Different types of transitions between shots
There are many ways to make a transition between two planes. The simplest is the abrupt transition: moving from one plan to another without image transition. To make this more flexible way, the filmmakers have created a wide variety of smooth transitions, the fade to black, fades, the shutters, and many others, made easier by the use of computer and even consumer software video editing.
For shot segmentation, researchers generally distinguish two types: abrupt transitions (also called cuts, the English “cut”) and gradual transitions, which include all other types of transitions.
The main idea underlying the shot segmentation methods is that the images in the vicinity of a transition are very dissimilar. We then seek to identify discontinuities in the video stream.
The general principle is to extract an observation on each image, and then define a distance 9 (or similarity measure) between observations. The application of the distance between two successive images, the entire video stream, producing a one-dimensional signal, in which then seeks the peaks (resp. if hollow similarity measure), which correspond to the moments of high dissimilarity.

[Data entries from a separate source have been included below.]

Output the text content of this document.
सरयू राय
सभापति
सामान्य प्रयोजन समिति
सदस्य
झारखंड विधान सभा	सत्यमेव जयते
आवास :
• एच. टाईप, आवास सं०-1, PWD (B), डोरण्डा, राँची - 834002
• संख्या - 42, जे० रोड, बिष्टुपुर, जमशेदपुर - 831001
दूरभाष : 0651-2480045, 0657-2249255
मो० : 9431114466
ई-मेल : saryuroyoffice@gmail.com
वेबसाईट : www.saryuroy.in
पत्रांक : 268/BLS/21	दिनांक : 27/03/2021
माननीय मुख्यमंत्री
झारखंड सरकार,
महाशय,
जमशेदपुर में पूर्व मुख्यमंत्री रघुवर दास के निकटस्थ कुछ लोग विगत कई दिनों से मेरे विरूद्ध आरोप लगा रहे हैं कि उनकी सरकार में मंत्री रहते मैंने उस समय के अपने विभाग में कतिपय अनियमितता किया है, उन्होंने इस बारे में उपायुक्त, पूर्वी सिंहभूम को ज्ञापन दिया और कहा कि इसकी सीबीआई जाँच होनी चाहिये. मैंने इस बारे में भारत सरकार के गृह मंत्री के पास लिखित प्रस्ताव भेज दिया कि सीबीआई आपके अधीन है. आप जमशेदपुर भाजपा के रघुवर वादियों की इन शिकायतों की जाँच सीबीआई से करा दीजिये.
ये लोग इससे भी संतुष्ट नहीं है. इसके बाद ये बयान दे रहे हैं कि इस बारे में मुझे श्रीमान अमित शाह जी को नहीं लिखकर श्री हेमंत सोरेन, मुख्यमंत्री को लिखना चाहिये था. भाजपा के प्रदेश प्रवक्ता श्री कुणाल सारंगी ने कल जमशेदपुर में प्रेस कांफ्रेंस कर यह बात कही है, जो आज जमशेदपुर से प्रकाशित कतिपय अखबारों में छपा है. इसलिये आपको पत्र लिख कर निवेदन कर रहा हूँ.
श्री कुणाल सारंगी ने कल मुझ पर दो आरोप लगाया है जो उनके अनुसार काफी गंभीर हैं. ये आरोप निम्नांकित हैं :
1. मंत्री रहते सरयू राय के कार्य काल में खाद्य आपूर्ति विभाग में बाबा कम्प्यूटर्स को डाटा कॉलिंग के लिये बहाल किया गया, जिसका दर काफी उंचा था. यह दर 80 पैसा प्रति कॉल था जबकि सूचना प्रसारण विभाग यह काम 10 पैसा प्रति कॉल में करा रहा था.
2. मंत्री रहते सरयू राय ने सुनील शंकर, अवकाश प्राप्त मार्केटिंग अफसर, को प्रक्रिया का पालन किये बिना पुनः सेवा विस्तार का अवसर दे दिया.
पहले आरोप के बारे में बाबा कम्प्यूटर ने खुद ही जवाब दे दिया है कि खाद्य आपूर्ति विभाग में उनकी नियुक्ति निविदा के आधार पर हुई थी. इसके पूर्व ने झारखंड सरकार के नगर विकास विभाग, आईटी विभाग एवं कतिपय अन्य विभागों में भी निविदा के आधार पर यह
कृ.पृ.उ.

Observations and distances
The simplest observation is simply the set of pixels of the image. For 2 frames and N × M, the apparent distance is then the average of the absolute differences pixels pixels (distance L1):
More refined approaches can measure only significant changes, filtering the pixels that generate differences too low, that only add noise.
Unfortunately, the techniques in the field pixellic are very sensitive to movements of objects or camera. Techniques of block matching have been proposed to reduce the sensitivity to motion, but the methods in pixellic were largely supplanted by methods based on histograms.
The histogram of luminance or color, is a widely used observation. It is easy to calculate, and is relatively robust to noise and movement of objects, because a histogram ignores the spatial changes in the image.